Kepastian tersebut disampaikan Menteri Pendidikan Dasar dan Menengah (Mendikdasmen), Abdul Mu’ti, saat rapat kerja bersama Komisi X DPR RI di Jakarta, Rabu (21/1/2026). Ia menyebut Sumbar menjadi salah satu provinsi yang relatif cepat memulihkan aktivitas pendidikan pascabencana.
“Untuk Sumatra Barat, pembelajaran sudah berlangsung 100 persen. Walaupun memang belum sepenuhnya ideal, seluruh sekolah sudah kembali aktif,” ujar Abdul Mu’ti.
Menurutnya, kondisi di lapangan menunjukkan variasi pola pembelajaran. Sejumlah sekolah di Sumbar masih harus berbagi fasilitas dengan sekolah lain akibat kerusakan bangunan, sementara sebagian lainnya menerapkan sistem belajar bergiliran untuk menyesuaikan keterbatasan ruang.
“Ada sekolah yang masih menumpang, ada yang belajar dengan sistem shift pagi dan sore, bahkan ada juga yang masih menggunakan tenda belajar,” jelasnya.

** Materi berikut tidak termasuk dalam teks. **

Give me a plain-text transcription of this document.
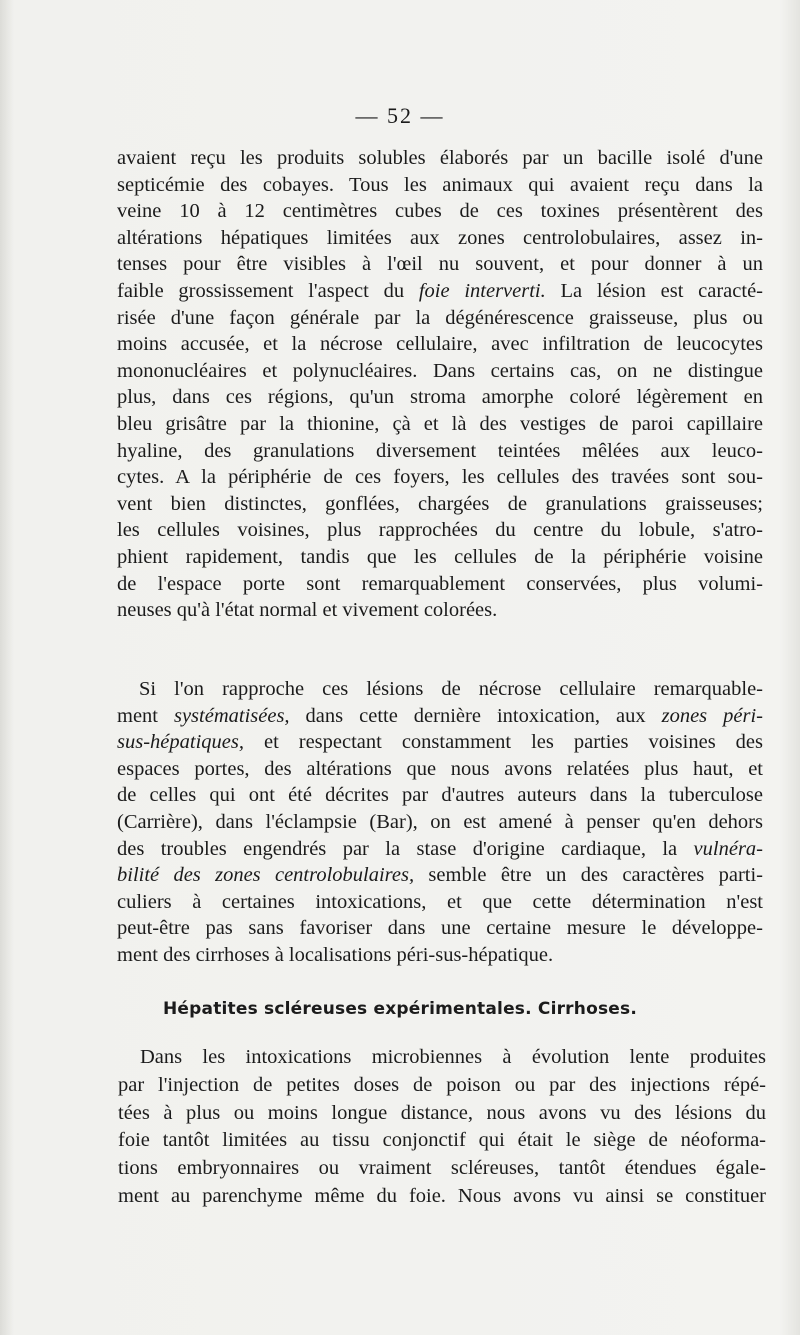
— 52 —
avaient reçu les produits solubles élaborés par un bacille isolé d'une
septicémie des cobayes. Tous les animaux qui avaient reçu dans la
veine 10 à 12 centimètres cubes de ces toxines présentèrent des
altérations hépatiques limitées aux zones centrolobulaires, assez in-
tenses pour être visibles à l'œil nu souvent, et pour donner à un
faible grossissement l'aspect du foie interverti. La lésion est caracté-
risée d'une façon générale par la dégénérescence graisseuse, plus ou
moins accusée, et la nécrose cellulaire, avec infiltration de leucocytes
mononucléaires et polynucléaires. Dans certains cas, on ne distingue
plus, dans ces régions, qu'un stroma amorphe coloré légèrement en
bleu grisâtre par la thionine, çà et là des vestiges de paroi capillaire
hyaline, des granulations diversement teintées mêlées aux leuco-
cytes. A la périphérie de ces foyers, les cellules des travées sont sou-
vent bien distinctes, gonflées, chargées de granulations graisseuses;
les cellules voisines, plus rapprochées du centre du lobule, s'atro-
phient rapidement, tandis que les cellules de la périphérie voisine
de l'espace porte sont remarquablement conservées, plus volumi-
neuses qu'à l'état normal et vivement colorées.
Si l'on rapproche ces lésions de nécrose cellulaire remarquable-
ment systématisées, dans cette dernière intoxication, aux zones péri-
sus-hépatiques, et respectant constamment les parties voisines des
espaces portes, des altérations que nous avons relatées plus haut, et
de celles qui ont été décrites par d'autres auteurs dans la tuberculose
(Carrière), dans l'éclampsie (Bar), on est amené à penser qu'en dehors
des troubles engendrés par la stase d'origine cardiaque, la vulnéra-
bilité des zones centrolobulaires, semble être un des caractères parti-
culiers à certaines intoxications, et que cette détermination n'est
peut-être pas sans favoriser dans une certaine mesure le développe-
ment des cirrhoses à localisations péri-sus-hépatique.
Hépatites scléreuses expérimentales. Cirrhoses.
Dans les intoxications microbiennes à évolution lente produites
par l'injection de petites doses de poison ou par des injections répé-
tées à plus ou moins longue distance, nous avons vu des lésions du
foie tantôt limitées au tissu conjonctif qui était le siège de néoforma-
tions embryonnaires ou vraiment scléreuses, tantôt étendues égale-
ment au parenchyme même du foie. Nous avons vu ainsi se constituer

Meski demikian, pemerintah menegaskan bahwa seluruh siswa di Sumbar sudah kembali mengikuti proses belajar mengajar, baik secara tatap muka terbatas maupun melalui skema penyesuaian lainnya. Upaya pemulihan fasilitas pendidikan terus dilakukan agar proses pembelajaran dapat berjalan lebih nyaman dan optimal.

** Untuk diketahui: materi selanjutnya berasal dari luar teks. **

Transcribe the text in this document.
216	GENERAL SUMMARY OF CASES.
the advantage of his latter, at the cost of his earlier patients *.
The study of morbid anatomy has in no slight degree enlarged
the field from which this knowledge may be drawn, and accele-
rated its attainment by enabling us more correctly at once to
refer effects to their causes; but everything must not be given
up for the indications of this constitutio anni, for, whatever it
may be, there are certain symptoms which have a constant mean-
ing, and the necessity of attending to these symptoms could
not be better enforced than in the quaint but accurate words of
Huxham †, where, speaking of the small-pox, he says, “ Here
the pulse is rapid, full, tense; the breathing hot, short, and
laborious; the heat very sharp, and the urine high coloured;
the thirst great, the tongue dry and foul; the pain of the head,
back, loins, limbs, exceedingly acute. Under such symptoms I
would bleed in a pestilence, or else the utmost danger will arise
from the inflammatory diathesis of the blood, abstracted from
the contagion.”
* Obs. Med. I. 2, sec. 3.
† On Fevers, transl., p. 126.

Abdul Mu’ti menambahkan, pemerintah pusat terus berkoordinasi dengan berbagai pihak untuk mempercepat perbaikan sarana dan prasarana pendidikan di wilayah terdampak, termasuk melalui kerja sama lintas kementerian dan lembaga.
“Pemulihan sekolah di daerah terdampak membutuhkan perhatian serius dan kolaborasi bersama. Kami terus mendorong percepatan agar kondisi belajar di Sumbar kembali normal sepenuhnya,” katanya.
Dengan kembalinya aktivitas sekolah di seluruh wilayah Sumbar, pemerintah berharap proses pendidikan dapat berjalan stabil serta memberikan rasa aman bagi siswa, guru, dan orang tua di tengah masa pemulihan pascabencana.